Num gesto irresponsável, o governo Bolsonaro, por meio da sua bancada no Senado, propôs e conseguiu na quinta-feira a aprovação em duas votações consecutivas da Proposta de Emenda à Constituição 1/2022 (PEC 1/2022). A PEC decreta estado de emergência devido ao aumento do preço dos combustíveis e abre crédito extraordinário para criar e ampliar programas e benefícios sociais, entre eles o Auxílio Brasil, que substituiu o Bolsa Família.

Se a PEC for aprovada na Câmara, o valor pago pelo Auxílio Brasil às famílias terá um acréscimo de R$ 200, chegando a R$ 600 mensais entre agosto e dezembro de 2022. O governo pretende também zerar a fila dos que aguardam o benefício, incorporando 1,6 milhão de novas famílias, na estimativa oficial (um estudo da Confederação Nacional de Municípios estima a demanda reprimida em 2,8 milhões de famílias).

A ampliação do Auxílio Brasil é oportuna, já que a pobreza extrema e a fome são a emergência número um do país. Não há sombra de dúvida de que ampliar a cobertura e o valor do benefício pago é a medida social mais urgente e mais importante neste momento. Trinta e três por cento dos que recebem o auxílio seguem, mesmo com a ajuda do governo, passando fome (insegurança alimentar grave), segundo o último Inquérito Nacional sobre Segurança Alimentar. No total, 33 milhões de brasileiros passam fome, cifra que deveria nos envergonhar e dar prioridade absoluta ao problema.

Mas a ampliação do Auxílio Brasil foi feita de maneira tão atabalhoada e malandra que é difícil apoiá-la sem muitas ressalvas. É a coisa certa feita de um modo completamente errado. Por meio da decretação de estado de emergência, a PEC contorna as regras fiscais que limitam o gasto público e as regras eleitorais que impedem a concessão de novos benefícios em ano eleitoral.

Permite ampliar o Auxílio Brasil, mas apenas pelos últimos cinco meses do ano. Não estabelece nenhuma fonte para os recursos, produzindo desarranjo no Orçamento e incerteza para os 20 milhões de famílias atendidas sobre o que acontecerá a partir de 2023. Ninguém tem dúvida de que a ampliação do programa foi uma medida desesperada para Bolsonaro ganhar votos entre os mais pobres, faltando menos de cem dias para as eleições.

Não precisava ser assim.

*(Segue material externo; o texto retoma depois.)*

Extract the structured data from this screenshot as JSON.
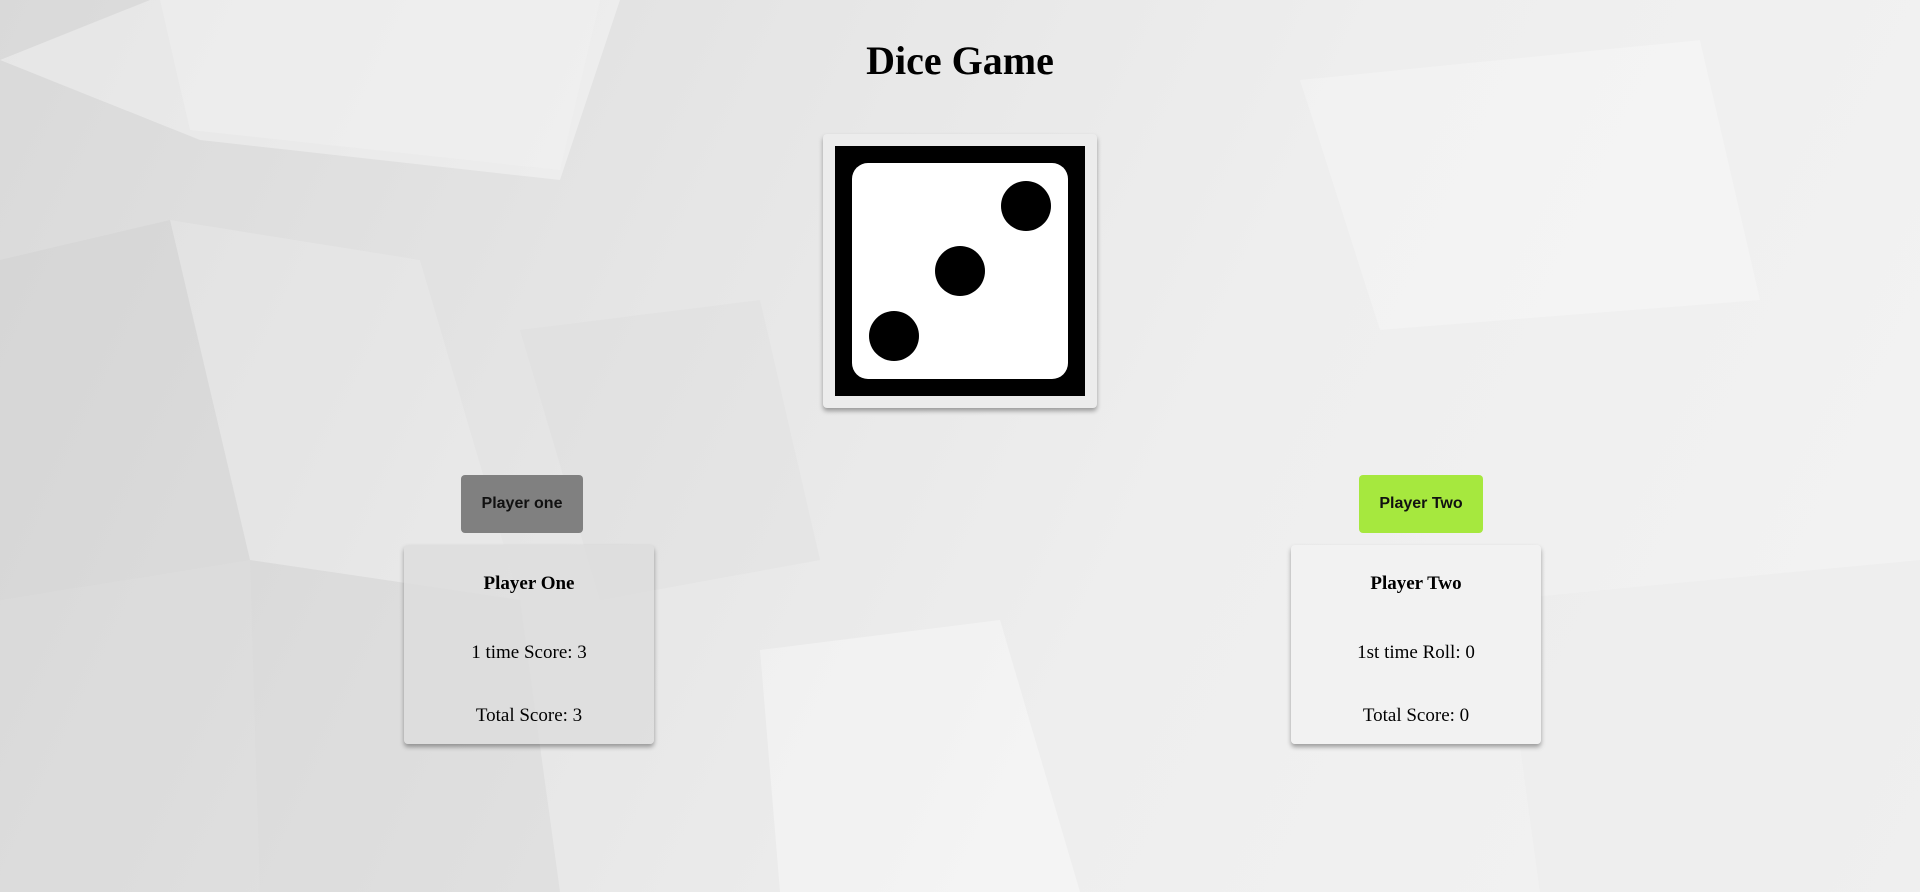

Se o governo não tinha tempo para fazer uma reforma tributária bem feita, poderia apenas ter introduzido a taxação de lucros e dividendos, progressiva, adotada no mundo todo, consensual entre os especialistas, e destinado os recursos do tributo para o Auxílio Brasil, criando uma solução definitiva e estável. Para isso, teria de ter planejamento e um compromisso não eleitoreiro com o combate à pobreza. Se tivesse feito isso no fim de 2021, não haveria conflito com a lei que impede a criação de benefícios a partir de 1º de janeiro do ano eleitoral.

A pobreza e a fome hoje estão num patamar tão elevado que mesmo uma medida irresponsável com o futuro e que tão descaradamente afronta a lei eleitoral terminou aprovada no Senado quase por unanimidade (apenas o senador José Serra votou contra). Que senador ou deputado votaria contra a concessão de um auxílio tão urgente para as famílias brasileiras? Reportagem do GLOBO mostrou que o uso do estado de emergência para contornar a lei eleitoral provavelmente seria contestado na Justiça Eleitoral, mas que partido provocará a Corte? Num momento em que a legitimidade da Justiça Eleitoral está sob ataque, ela barraria um auxílio que tira gente da fome?

Criar programas sociais que enfrentam a chaga social brasileira e receber votos por isso não é um problema. Mas fazer um programa social malandro e mal-ajambrado, que sinaliza aos eleitores uma solução quando é um mero remendo de cinco meses — provavelmente ilegal e sem fonte de recursos que garanta sua continuação — é apenas canalhice eleitoreira.